The Spongebob Squarepants Movie is just as lovably goofy, silly, and subversive as the TV show, if not moreso. When a movie opens with a group of pirates (live-action ones) performing the theme song in a musical number and rushing to see the film in a movie theater, you know it's going to be fun. There were so many sequences I enjoyed. I loved Spongebob and Patrick's ice cream bender. Seeing Spongebob hung over was one of the funniest things I've seen in a while. Also, I loved the way the film had little references for adults. Squidward makes a reference to public radio in one scene. Really, how many kids know public radio exists? The highlight of the film, though, is the sequence with David Hasselhoff. That has to be seen to be believed. I mean, David launches Spongebob and Patrick into the ocean with his...well, you'll have to see for yourself.

The Spongebob Squarepants Movie is silly, goofy, weird, odd, and just a little bit longer than it needs to be. I wish that we could've seen more of the hilarious supporting characters. Characters such as Sandy Squirrel and Ms. Puff were reduced to only a couple of lines. However, the movie is still a delight. It's not for everyone, but if you have an open mind, you can enjoy yourself for 90 minutes.

-Friday Night Lights is a movie that is better than it should be. Based on a true story, it focuses on a West Texas high school football team as they strive to win the state championship without losing a game. Most of the movie contains football scenes that are well done and exciting. However, they do focus on a few of the players, as well as the coach of the team, played by Billy Bob Thornton. The young actors in this film, including Derek Luke, Jay Hernandez, and Lee Thompson Young (of Jett Jackson fame) all do very well in this film. However, the biggest surprise was the performance of country star Tim McGraw in (what I think is) his feature film debut. He plays the alcoholic, abusive father of one of the players. He's virtually unrecognizable in this film and puts in a very strong performance.

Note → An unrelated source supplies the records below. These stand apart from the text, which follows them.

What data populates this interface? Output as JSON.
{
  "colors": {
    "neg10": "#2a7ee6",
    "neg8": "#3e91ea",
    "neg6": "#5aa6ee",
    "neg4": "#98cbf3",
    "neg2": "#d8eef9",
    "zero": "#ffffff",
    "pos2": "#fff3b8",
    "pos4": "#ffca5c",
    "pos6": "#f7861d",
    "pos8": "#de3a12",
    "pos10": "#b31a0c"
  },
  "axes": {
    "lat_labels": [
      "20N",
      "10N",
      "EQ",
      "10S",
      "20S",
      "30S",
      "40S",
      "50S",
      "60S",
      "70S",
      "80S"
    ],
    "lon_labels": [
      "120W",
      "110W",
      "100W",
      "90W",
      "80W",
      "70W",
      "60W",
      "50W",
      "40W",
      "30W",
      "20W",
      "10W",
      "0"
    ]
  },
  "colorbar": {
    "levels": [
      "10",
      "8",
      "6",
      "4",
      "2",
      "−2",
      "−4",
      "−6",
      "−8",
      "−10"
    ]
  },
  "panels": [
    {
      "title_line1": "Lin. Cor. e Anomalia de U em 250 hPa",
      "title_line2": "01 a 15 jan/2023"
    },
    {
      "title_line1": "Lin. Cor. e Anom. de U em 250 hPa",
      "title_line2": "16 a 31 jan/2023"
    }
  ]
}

The most interesting aspect of this film is the way it shows how important high school football is in Texas. Varsity Blues may have come out first, but Friday Night Lights shows, in great detail, how the coach and players have to deal with immense pressure from the townspeople. When the team loses a game, the coach comes home to find many for sale signs on his lawn. The local radio stations scrutinize his every decision. In one early scene, a couple has the team's quarterback pose for a picture with their baby.

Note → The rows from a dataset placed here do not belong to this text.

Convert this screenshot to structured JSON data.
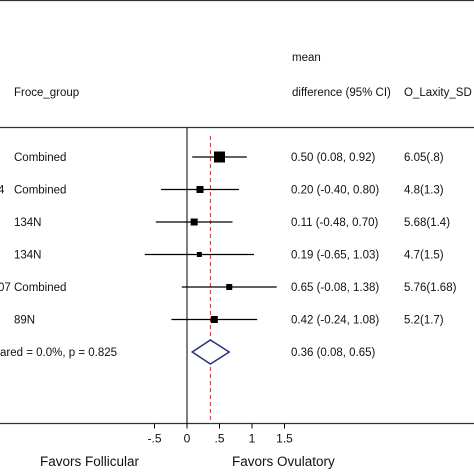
{
  "chart_data": {
    "type": "forest",
    "header": {
      "group_col": "Froce_group",
      "ci_col_line1": "mean",
      "ci_col_line2": "difference (95% CI)",
      "extra_col": "O_Laxity_SD"
    },
    "rows": [
      {
        "study": "",
        "group": "Combined",
        "mean": 0.5,
        "lo": 0.08,
        "hi": 0.92,
        "ci_text": "0.50 (0.08, 0.92)",
        "extra": "6.05(.8)"
      },
      {
        "study": "4",
        "group": "Combined",
        "mean": 0.2,
        "lo": -0.4,
        "hi": 0.8,
        "ci_text": "0.20 (-0.40, 0.80)",
        "extra": "4.8(1.3)"
      },
      {
        "study": "",
        "group": "134N",
        "mean": 0.11,
        "lo": -0.48,
        "hi": 0.7,
        "ci_text": "0.11 (-0.48, 0.70)",
        "extra": "5.68(1.4)"
      },
      {
        "study": "",
        "group": "134N",
        "mean": 0.19,
        "lo": -0.65,
        "hi": 1.03,
        "ci_text": "0.19 (-0.65, 1.03)",
        "extra": "4.7(1.5)"
      },
      {
        "study": "07",
        "group": "Combined",
        "mean": 0.65,
        "lo": -0.08,
        "hi": 1.38,
        "ci_text": "0.65 (-0.08, 1.38)",
        "extra": "5.76(1.68)"
      },
      {
        "study": "",
        "group": "89N",
        "mean": 0.42,
        "lo": -0.24,
        "hi": 1.08,
        "ci_text": "0.42 (-0.24, 1.08)",
        "extra": "5.2(1.7)"
      }
    ],
    "overall": {
      "label": "ared = 0.0%, p = 0.825",
      "mean": 0.36,
      "lo": 0.08,
      "hi": 0.65,
      "ci_text": "0.36 (0.08, 0.65)"
    },
    "x_ticks": [
      -0.5,
      0,
      0.5,
      1,
      1.5
    ],
    "x_tick_labels": [
      "-.5",
      "0",
      ".5",
      "1",
      "1.5"
    ],
    "xlim": [
      -0.5,
      1.5
    ],
    "favor_left": "Favors Follicular",
    "favor_right": "Favors Ovulatory",
    "colors": {
      "ink": "#000000",
      "diamond": "#1f2f7a",
      "null_line": "#cc3333",
      "rule": "#333333"
    }
  }
}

Friday Night Lights is a surprisingly good sports movie. It's engaging and interesting, even though more time could have been spent showing the players' lives. Unlike other sports films like Coach Carter, Friday Night Lights is more somber and melancholy than hopeful or uplifting. If you're a football fan, it's definitely worth renting.

-Wimbledon is a combination of sports film and romance. It stars Paul Bettany as a tennis star who's on his way out. He has a low ranking but ends up getting into the Wimbledon as a wildcard. He meets a hot young female tennis player, played by Kirsten Dunst, and starts to fall for her. At the same time, his playing improves and he moves closer and closer to the finals.

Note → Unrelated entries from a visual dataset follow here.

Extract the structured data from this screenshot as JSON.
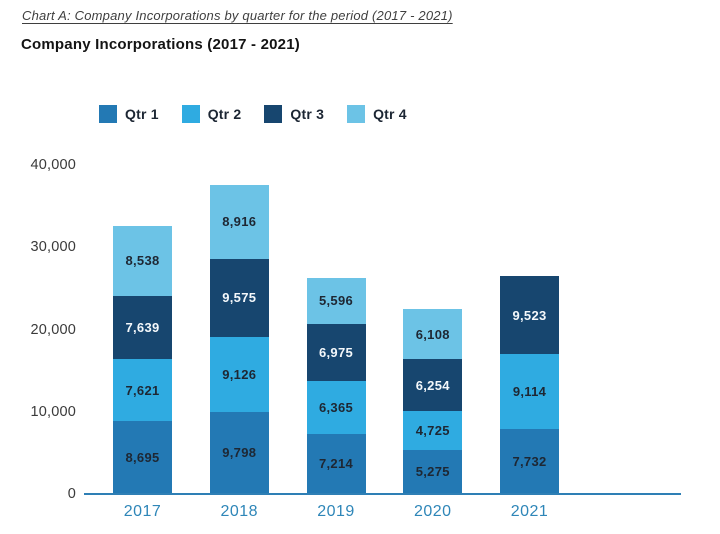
{
  "page": {
    "caption": "Chart A: Company Incorporations by quarter for the period (2017 - 2021)",
    "title": "Company Incorporations (2017 - 2021)"
  },
  "colors": {
    "qtr1": "#2379b4",
    "qtr2": "#2fabe1",
    "qtr3": "#17466f",
    "qtr4": "#6cc3e6",
    "axis_line": "#2e7fb5",
    "year_label": "#2e86b8",
    "tick_label": "#3a3a3a",
    "value_label_dark": "#1e2733",
    "value_label_light": "#f4f8fb",
    "legend_label": "#1c2633"
  },
  "chart_data": {
    "type": "bar",
    "stacked": true,
    "title": "Company Incorporations (2017 - 2021)",
    "categories": [
      "2017",
      "2018",
      "2019",
      "2020",
      "2021"
    ],
    "series": [
      {
        "name": "Qtr 1",
        "color": "#2379b4",
        "label_color": "#1e2733",
        "values": [
          8695,
          9798,
          7214,
          5275,
          7732
        ]
      },
      {
        "name": "Qtr 2",
        "color": "#2fabe1",
        "label_color": "#1e2733",
        "values": [
          7621,
          9126,
          6365,
          4725,
          9114
        ]
      },
      {
        "name": "Qtr 3",
        "color": "#17466f",
        "label_color": "#f4f8fb",
        "values": [
          7639,
          9575,
          6975,
          6254,
          9523
        ]
      },
      {
        "name": "Qtr 4",
        "color": "#6cc3e6",
        "label_color": "#1e2733",
        "values": [
          8538,
          8916,
          5596,
          6108,
          null
        ]
      }
    ],
    "ylim": [
      0,
      40000
    ],
    "yticks": [
      0,
      10000,
      20000,
      30000,
      40000
    ],
    "grid": false,
    "legend_position": "top",
    "data_labels": true,
    "xlabel": "",
    "ylabel": ""
  }
}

You can tell they had guys in mind when they made this movie. This movie is one of the few romantic movies where a guy is the lead character which puts it in the company of films such as High Fidelity. Also, it has sports sequences...a clear indicator of a "guy film." It's also not too long (it's ~97 minutes long).

Ulimately, Wimbledon is one of those films that is just okay. There are fun parts here and there. Paul and Kirsten have good chemistry. Also, the tennis sequences are exciting. However, it doesn't have the real punch of a good sports movie or the emotional highs and lows of a good romantic comedy. I think sports and romance can coexist in a movie (The upcoming Fever Pitch looks like it could be good) but they don't work that well together in this one. This is not a bad movie, but it also isn't one that I really want to see again.